B. Where large-scale organisations dominate geo-politically the only option tends to be to try to join the large organisation (the megalopolis etc.) and try to rise to the top in order to make a life and have a say: hence the drift within nation states to large cities and the loss of energy and creativity in provincial towns and villages. Schumacher is in favour of regional political-economic devolution so that people locally can build their own organisations suited to their own needs and skills. Massive organisations are fundamentally inhuman and encourage inhuman values.
C. Education is a matter of enabling people to make their own judgements free from the technologisation of knowledge: no amount of computer power can help people predict human behaviour because - however much it shows conservatism and repetitiveness en masse (and in hindsight) - individual human behaviour is inherently free. And this is another reason to devolve judgement and decision-making to face-to-face groupings.

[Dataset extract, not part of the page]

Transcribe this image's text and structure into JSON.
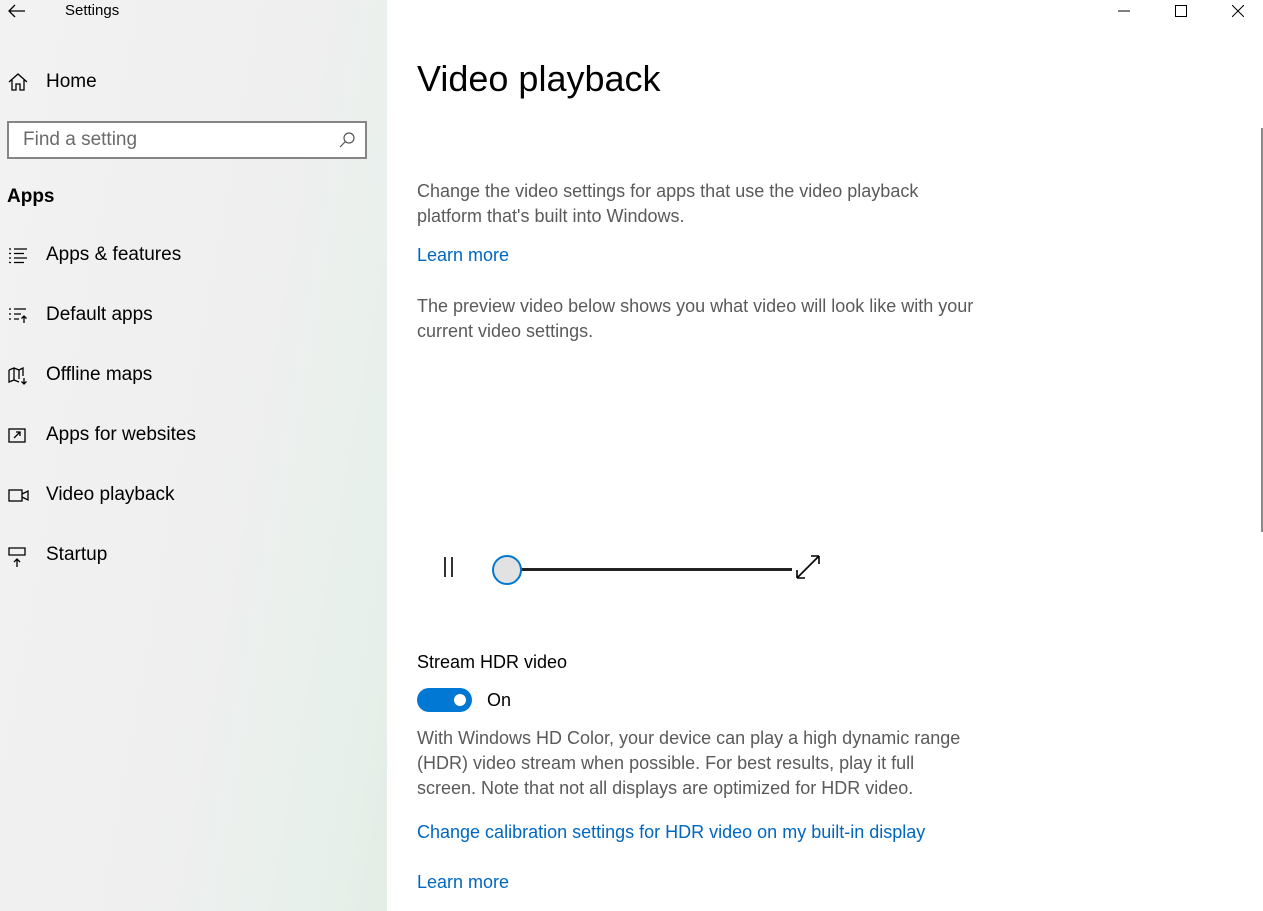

D. Development via large-scale technology imported from the metropolitan centre doesn't work (if the aim is to create a fairer more equal society) because local people have no control over it and cannot exercise any judgement with regard to it. Hence the usefulness of intermediate technologies that are an advance over the labour intensive baseline, but are still comprehensible and adaptable in local terms.
E. Nationalisation of commerce is a good thing if the aim is to go beyond simply seeking profit and comes to encompass the building of valuable face-to-face social relationships and judgements at the level of the small-scale. This is not to say that the profit motive is inherently wrong, simply that people who replace serious moral values with the profit motive, who for instance want to break down every barrier to private property ownership, are dangerous to any kind of shared morality or sense of mutual responsibility. Privatisation and untrammeled profit-seeking concentrates capital in the hands of a tiny minority and reproduces the effects of B.